Em um reator a água, que não usa grafite nem outra forma de acumulação de grande quantidade de energia liberável em curto período, como são os BWR afetados e os PWR que juntos compõe cerca de 90% da frota mundial, não existe energia disponível para tal dispersão. No pior caso, essa dispersão se limitaria ao raio de evacuação e, em menor quantidade, ao raio de abrigagem já estabelecidos na região.
Demandas por ações imediatas no sentido de desligar usinas em operação ou interromper obras de usinas em construção são precipitadas pelo clima catastrofista que tem sido predominante na divulgação do evento pela mídia, que influencia fortemente a opinião pública, ou deflagradas por razões de natureza política e ideológica, as quais, ainda que legítimas nas sociedades democráticas, não encontram fundamento técnico que as suportem.

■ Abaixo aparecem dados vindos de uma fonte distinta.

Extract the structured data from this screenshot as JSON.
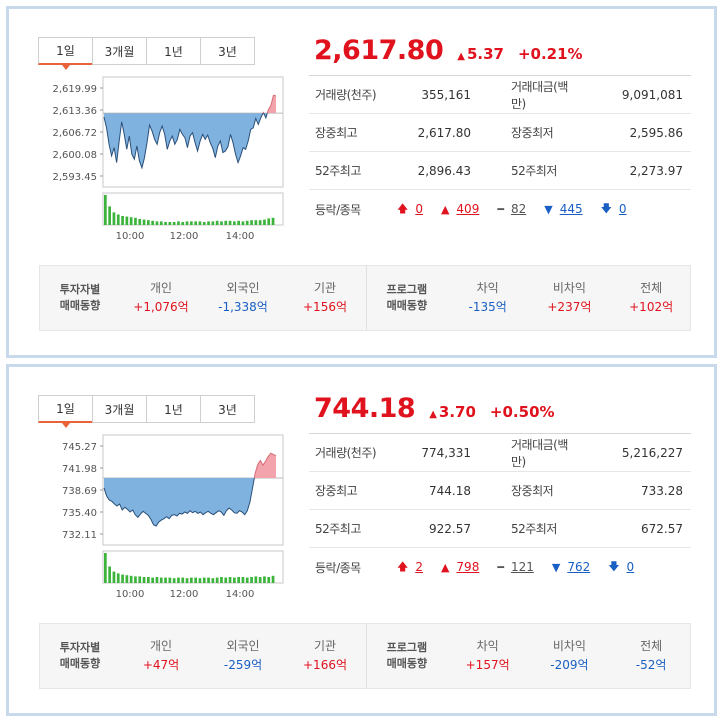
{
  "panels": [
    {
      "tabs": [
        "1일",
        "3개월",
        "1년",
        "3년"
      ],
      "price": "2,617.80",
      "change": "5.37",
      "change_pct": "+0.21%",
      "stats": [
        {
          "l1": "거래량(천주)",
          "v1": "355,161",
          "l2": "거래대금(백만)",
          "v2": "9,091,081"
        },
        {
          "l1": "장중최고",
          "v1": "2,617.80",
          "l2": "장중최저",
          "v2": "2,595.86"
        },
        {
          "l1": "52주최고",
          "v1": "2,896.43",
          "l2": "52주최저",
          "v2": "2,273.97"
        }
      ],
      "breadth_label": "등락/종목",
      "breadth": [
        "0",
        "409",
        "82",
        "445",
        "0"
      ],
      "investors_label": [
        "투자자별",
        "매매동향"
      ],
      "investors": [
        {
          "h": "개인",
          "v": "+1,076억"
        },
        {
          "h": "외국인",
          "v": "-1,338억"
        },
        {
          "h": "기관",
          "v": "+156억"
        }
      ],
      "program_label": [
        "프로그램",
        "매매동향"
      ],
      "program": [
        {
          "h": "차익",
          "v": "-135억"
        },
        {
          "h": "비차익",
          "v": "+237억"
        },
        {
          "h": "전체",
          "v": "+102억"
        }
      ],
      "chart": {
        "y_ticks": [
          "2,619.99",
          "2,613.36",
          "2,606.72",
          "2,600.08",
          "2,593.45"
        ],
        "x_ticks": [
          "10:00",
          "12:00",
          "14:00"
        ],
        "ymin": 2590.13,
        "ymax": 2623.31,
        "baseline": 2612.43,
        "close_line": [
          2611.2,
          2608.0,
          2603.0,
          2599.5,
          2602.0,
          2597.5,
          2604.0,
          2609.8,
          2606.0,
          2601.5,
          2605.5,
          2600.0,
          2598.5,
          2602.5,
          2598.0,
          2595.9,
          2599.0,
          2603.5,
          2608.8,
          2607.0,
          2604.5,
          2603.0,
          2606.5,
          2608.5,
          2606.0,
          2601.5,
          2604.0,
          2605.5,
          2603.0,
          2604.5,
          2607.5,
          2606.0,
          2605.0,
          2602.0,
          2605.5,
          2606.5,
          2603.5,
          2601.0,
          2604.0,
          2606.0,
          2604.5,
          2605.8,
          2603.5,
          2601.8,
          2599.0,
          2602.5,
          2604.0,
          2600.5,
          2601.0,
          2602.3,
          2606.0,
          2603.5,
          2600.0,
          2597.5,
          2599.5,
          2602.0,
          2601.5,
          2604.0,
          2607.5,
          2608.0,
          2610.8,
          2609.0,
          2611.0,
          2612.6,
          2611.0,
          2613.5,
          2614.8,
          2617.8,
          2617.6
        ],
        "volume": [
          1.0,
          0.62,
          0.42,
          0.35,
          0.3,
          0.28,
          0.26,
          0.24,
          0.2,
          0.18,
          0.16,
          0.14,
          0.12,
          0.12,
          0.1,
          0.1,
          0.1,
          0.12,
          0.1,
          0.12,
          0.12,
          0.12,
          0.12,
          0.1,
          0.12,
          0.12,
          0.14,
          0.12,
          0.14,
          0.14,
          0.12,
          0.14,
          0.12,
          0.14,
          0.16,
          0.16,
          0.16,
          0.18,
          0.22,
          0.24
        ]
      }
    },
    {
      "tabs": [
        "1일",
        "3개월",
        "1년",
        "3년"
      ],
      "price": "744.18",
      "change": "3.70",
      "change_pct": "+0.50%",
      "stats": [
        {
          "l1": "거래량(천주)",
          "v1": "774,331",
          "l2": "거래대금(백만)",
          "v2": "5,216,227"
        },
        {
          "l1": "장중최고",
          "v1": "744.18",
          "l2": "장중최저",
          "v2": "733.28"
        },
        {
          "l1": "52주최고",
          "v1": "922.57",
          "l2": "52주최저",
          "v2": "672.57"
        }
      ],
      "breadth_label": "등락/종목",
      "breadth": [
        "2",
        "798",
        "121",
        "762",
        "0"
      ],
      "investors_label": [
        "투자자별",
        "매매동향"
      ],
      "investors": [
        {
          "h": "개인",
          "v": "+47억"
        },
        {
          "h": "외국인",
          "v": "-259억"
        },
        {
          "h": "기관",
          "v": "+166억"
        }
      ],
      "program_label": [
        "프로그램",
        "매매동향"
      ],
      "program": [
        {
          "h": "차익",
          "v": "+157억"
        },
        {
          "h": "비차익",
          "v": "-209억"
        },
        {
          "h": "전체",
          "v": "-52억"
        }
      ],
      "chart": {
        "y_ticks": [
          "745.27",
          "741.98",
          "738.69",
          "735.40",
          "732.11"
        ],
        "x_ticks": [
          "10:00",
          "12:00",
          "14:00"
        ],
        "ymin": 730.47,
        "ymax": 746.91,
        "baseline": 740.48,
        "close_line": [
          739.0,
          737.8,
          737.2,
          737.0,
          736.6,
          736.3,
          736.6,
          735.7,
          736.1,
          735.8,
          735.4,
          735.7,
          735.0,
          734.6,
          735.1,
          735.5,
          735.2,
          734.9,
          734.3,
          733.5,
          733.3,
          733.9,
          734.2,
          734.4,
          734.7,
          734.4,
          734.9,
          735.0,
          734.8,
          735.2,
          735.1,
          735.4,
          735.2,
          735.6,
          735.3,
          735.5,
          735.2,
          735.4,
          735.0,
          735.3,
          735.5,
          735.2,
          735.0,
          735.3,
          735.6,
          735.4,
          734.9,
          735.6,
          736.0,
          735.7,
          735.3,
          735.2,
          735.6,
          735.4,
          735.0,
          735.6,
          736.9,
          739.0,
          741.2,
          742.5,
          743.1,
          742.4,
          743.0,
          743.7,
          744.18,
          744.0,
          743.8
        ],
        "volume": [
          1.0,
          0.55,
          0.38,
          0.32,
          0.28,
          0.26,
          0.24,
          0.22,
          0.22,
          0.2,
          0.2,
          0.18,
          0.2,
          0.18,
          0.18,
          0.18,
          0.16,
          0.18,
          0.18,
          0.16,
          0.18,
          0.18,
          0.16,
          0.18,
          0.18,
          0.16,
          0.18,
          0.2,
          0.18,
          0.2,
          0.18,
          0.2,
          0.2,
          0.18,
          0.2,
          0.22,
          0.2,
          0.22,
          0.2,
          0.24
        ]
      }
    }
  ],
  "colors": {
    "up": "#e0121d",
    "down": "#1a5fc4",
    "chart_below_fill": "#7fb2de",
    "chart_below_stroke": "#2a4f7a",
    "chart_above_fill": "#f2a3ab",
    "volume_bar": "#3cb43c"
  }
}
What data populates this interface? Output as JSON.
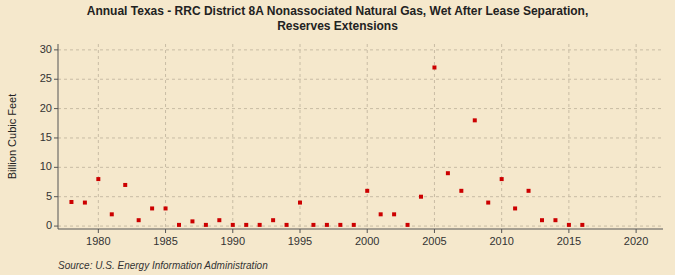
{
  "chart_data": {
    "type": "scatter",
    "title": "Annual Texas - RRC District 8A Nonassociated Natural Gas, Wet After Lease Separation,\nReserves Extensions",
    "ylabel": "Billion Cubic Feet",
    "annotations": [
      "Source: U.S. Energy Information Administration"
    ],
    "x": [
      1978,
      1979,
      1980,
      1981,
      1982,
      1983,
      1984,
      1985,
      1986,
      1987,
      1988,
      1989,
      1990,
      1991,
      1992,
      1993,
      1994,
      1995,
      1996,
      1997,
      1998,
      1999,
      2000,
      2001,
      2002,
      2003,
      2004,
      2005,
      2006,
      2007,
      2008,
      2009,
      2010,
      2011,
      2012,
      2013,
      2014,
      2015,
      2016
    ],
    "values": [
      4.1,
      4.0,
      8.0,
      2.0,
      7.0,
      1.0,
      3.0,
      3.0,
      0.2,
      0.8,
      0.2,
      1.0,
      0.2,
      0.2,
      0.2,
      1.0,
      0.2,
      4.0,
      0.2,
      0.2,
      0.2,
      0.2,
      6.0,
      2.0,
      2.0,
      0.2,
      5.0,
      27.0,
      9.0,
      6.0,
      18.0,
      4.0,
      8.0,
      3.0,
      6.0,
      1.0,
      1.0,
      0.2,
      0.2
    ],
    "color": "#cc0000",
    "marker": "square",
    "xlim": [
      1977,
      2022
    ],
    "ylim": [
      -0.5,
      31
    ],
    "xticks": [
      1980,
      1985,
      1990,
      1995,
      2000,
      2005,
      2010,
      2015,
      2020
    ],
    "yticks": [
      0,
      5,
      10,
      15,
      20,
      25,
      30
    ],
    "grid": true
  }
}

Isto porque, mesmo no contexto da tragédia que se abateu sob o Japão, a maioria das usinas nucleares afetadas permanece em condição segura, não implicando em nenhuma consequência adicional às populações já atingidas e aquelas, em minoria, que não resistiram plenamente, tiveram suas consequências mitigadas pelo acionamento de um Plano de Emergência Externo ampliado, que está protegendo as populações evacuadas mesmo para as condições em que venha a ocorrer o pior caso de liberação de material radioativo, o que até o presente não ocorreu e as informações atuais indicam que não ocorrerá.
Obviamente, esses poucos argumentos técnicos não encerram o debate. Nas sociedades democráticas, como a brasileira, ele está apenas se iniciando e deverá resultar numa indústria nuclear ainda mais segura. Nenhuma nuvem radioativa que represente ameaça real à população saiu de Fukushima, mas a nuvem política e econômica alcança todos os países. Devemos, portanto, nos precaver de decisões precipitadas, tomadas pelo calor da emoção ou por oportunismo, que venham a prejudicar as próprias sociedades às quais se pretende defender, como seria o caso de uma “proscrição” da geração elétrica nuclear, com paralisação de usinas em operação e de projetos em construção e em planejamento.
*Doutor em Engenharia Naval e Mestre em Engenharia Nuclear. Assessor da
Presidência da Eletrobrás Eletronuclear e membro do Grupo Permanente de
Assessoria da Agência Internacional de Energia Atômica.